Not sure if this should have gone into the Cafe Society forum or not but as its more about the issues raised than the novel itself I put it here. If its the wrong place please don’t break my legs.
This is inspired by a thread on a different website (which took a very unexpected turn)
This is the question:
After reading the book Brave New World, one is presented with an interesting moral question. For those who have not read the book, I will outline the basics of the world presented in the work. In the year of our Ford six-hundred something, humans are no longer born, they are grown. All people are divided into five social classes, from Alpha to Epsilon. The Alphas are the brains, and the Epsilons are the hard labor workers. The lower classes receive toxic substances when they are embryoes so that they are no more intelligent than a child. Once the embryoes have become children, they are seperated by class. Each group grows up together. These groups of children are exposed to speech in their sleep that isolates them from the other classes. For example, the speech tells the children that they should be glad to be an alpha, but those betas are ugly, the gammas are dumb, etc. This brainwashing makes them love what they will do in life. The Epsilons, who do the jobs that today no one else wants to do (garbage man, janitor, etc.), love their work, because of this brainwashing.
Basically, everyone in the world is happy, but really have no freedom. Now, I did a really bad job of outlining this story, so you’ll probably have to read the book, unless someone else can do a good job of outlining it.
So my question to you is this: Is this society desirable? Is it ethical? Is is right to take away everyone’s freedom, but give them happiness?

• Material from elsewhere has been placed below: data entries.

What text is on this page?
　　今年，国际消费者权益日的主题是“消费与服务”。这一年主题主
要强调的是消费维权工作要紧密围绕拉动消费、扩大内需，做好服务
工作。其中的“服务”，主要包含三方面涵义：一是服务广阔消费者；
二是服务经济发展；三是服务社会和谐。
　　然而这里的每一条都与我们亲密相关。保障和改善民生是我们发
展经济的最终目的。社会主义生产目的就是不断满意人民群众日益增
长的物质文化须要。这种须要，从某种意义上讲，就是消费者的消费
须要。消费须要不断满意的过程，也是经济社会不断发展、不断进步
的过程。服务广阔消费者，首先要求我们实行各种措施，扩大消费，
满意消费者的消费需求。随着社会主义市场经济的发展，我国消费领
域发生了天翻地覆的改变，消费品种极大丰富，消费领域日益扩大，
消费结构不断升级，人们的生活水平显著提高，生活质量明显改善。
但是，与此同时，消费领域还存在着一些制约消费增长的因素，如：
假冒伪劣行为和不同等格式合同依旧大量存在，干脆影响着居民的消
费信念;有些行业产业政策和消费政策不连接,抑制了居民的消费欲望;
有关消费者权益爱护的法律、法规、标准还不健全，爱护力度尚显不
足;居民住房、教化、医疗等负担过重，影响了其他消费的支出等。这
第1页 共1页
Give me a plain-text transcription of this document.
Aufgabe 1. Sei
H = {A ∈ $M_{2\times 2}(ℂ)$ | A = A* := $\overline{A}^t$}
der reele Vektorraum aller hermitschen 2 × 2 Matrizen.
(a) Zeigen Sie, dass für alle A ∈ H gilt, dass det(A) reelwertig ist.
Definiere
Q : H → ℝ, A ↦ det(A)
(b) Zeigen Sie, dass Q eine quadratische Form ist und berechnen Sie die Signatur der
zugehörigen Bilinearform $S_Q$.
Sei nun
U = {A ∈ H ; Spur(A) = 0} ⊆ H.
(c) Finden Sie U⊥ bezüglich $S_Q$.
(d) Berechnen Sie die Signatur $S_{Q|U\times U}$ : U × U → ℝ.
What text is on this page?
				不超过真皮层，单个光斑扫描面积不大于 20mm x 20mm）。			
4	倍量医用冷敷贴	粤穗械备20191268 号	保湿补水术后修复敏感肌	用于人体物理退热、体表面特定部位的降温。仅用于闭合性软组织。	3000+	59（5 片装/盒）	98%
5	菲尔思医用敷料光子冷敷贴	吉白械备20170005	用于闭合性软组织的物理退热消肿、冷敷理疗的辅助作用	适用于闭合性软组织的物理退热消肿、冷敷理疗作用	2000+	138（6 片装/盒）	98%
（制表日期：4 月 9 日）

Do the ends justify the means?
I’m asking this here because I was amazed at the majority of the responses on the other site. The general concensus was that the society depicted in BNW was extremely desirable with many people considering it a genuine utopia, personally I found it a more chilling dystopia than 1984 partially because in BNW most citizens are happy and content. Those people who are all for it probably imagine themselves as Alpha’s or Beta’s at the least…
On a side-note I saw a generally decent 1998 movie based on the book which had some interesting, and plausible, twists. It had a happy ending (unlike the book) but one I found satisfying as well.